Morris organized Monday morning’s press conference in the Tenderloin district, where 32-year-old Emma Hunt, a mother of two was gunned down on Jan. 5. She was the city’s first homicide victim of the new year.

Her death followed that of the Dec. 19 homicide of 33-year-old Ronisha Cook. The mother of two was also fatally shot in the Tenderloin. Just a few days prior, on Dec. 14, 35-year-old Latanette McDaniel was stabbed to death in the Potrero Hill neighborhood. McDaniel was mother to seven children. 

San Francisco Supervisor Matt Haney was among those who attended the press conference and pointed to the disproportionate impact of violence in neighborhoods like the Tenderloin.

“This is a neighborhood that experiences too much violence, that’s often treated as a containment zone. We reject that,” Haney said. “Every loss of life deserves a response, deserves prevention, but we know that some communities are being impacted more than others.”

He said the recent deaths of McDaniel, Cook, and Hunt, point to an epidemic that must be addressed, and must prompt the city to come together with a sense of urgency.  

“What is most important is that we listen to the leaders within our community, listen to black women in our community, leaders who tell us what we should do to prevent this in the future,” Haney said.

Supervisor Shamann Walton also promised swift and comprehensive community response to the violence.

“We want everyone to know that we take every violent crime seriously,” Walton said, “making sure that the resources to address violence go to the areas and the neighborhoods, communities where we see it.”

He said as part of that response, community policing will be made a priority.

“We’re going to put the right resources on the street, more community ambassadors, more officers on foot patrol being a part of the fabric of community and not just for response but actually spending time in communities, so that our neighbors and our families know our officers and they get to be a part of the community that they serve,” Walton stressed.
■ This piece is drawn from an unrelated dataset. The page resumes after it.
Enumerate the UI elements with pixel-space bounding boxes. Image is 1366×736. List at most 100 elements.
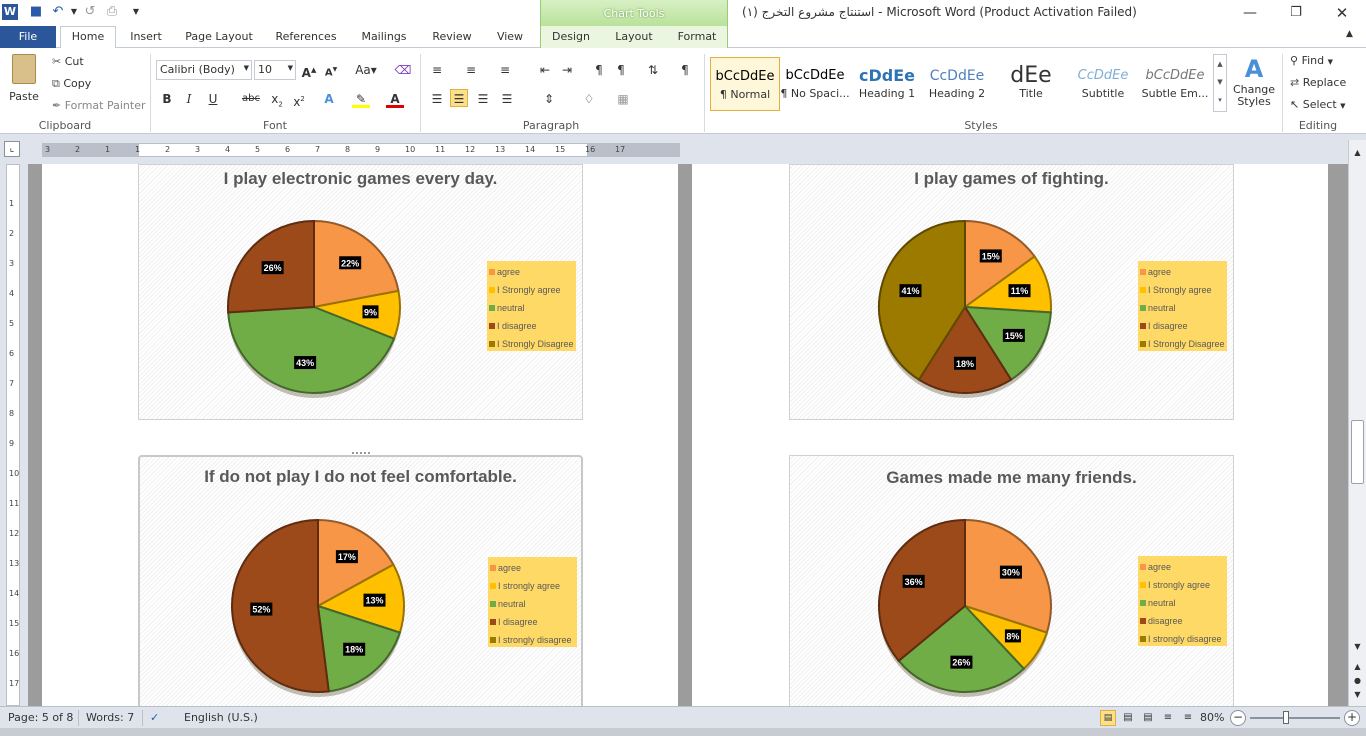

Community leaders also said there needs to be a focus on providing easy access to services to those who are most affected by violent crime.

California director of Crime Survivors for Safety and Justice, Tinisch Hollins, pointed to statistics that showed that African Americans make up roughly 13% of the total U.S. population but experience 51% of violent crime.

Hollins said that in California, one in 10 received access to victim compensation and services. “We need to be diligent about removing barriers to victims’ compensation, trauma recovery services, and other things that are going to help us heal and restore our communities,” Hollins said.

She also challenged the city to make access to services like domestic violence prevention, as well as social and mental health assistance a priority. “We need to prioritize those who are most harmed and least helped, most impacted and that instance we’re speaking specifically about the black community and specifically about black women,” she said. 

Many at the community gathering pointed to the fact that the deaths of the three women left 11 children motherless.

Hollins called for the community to come together to be there for those children, whose lives have now been irrevocably altered by these acts if violence. 

“I want to center on the needs of the 11 children,” she said, “who are now remaining motherless, who need our support, who need us to show up, make sure that they continue to thrive and grow and heal.”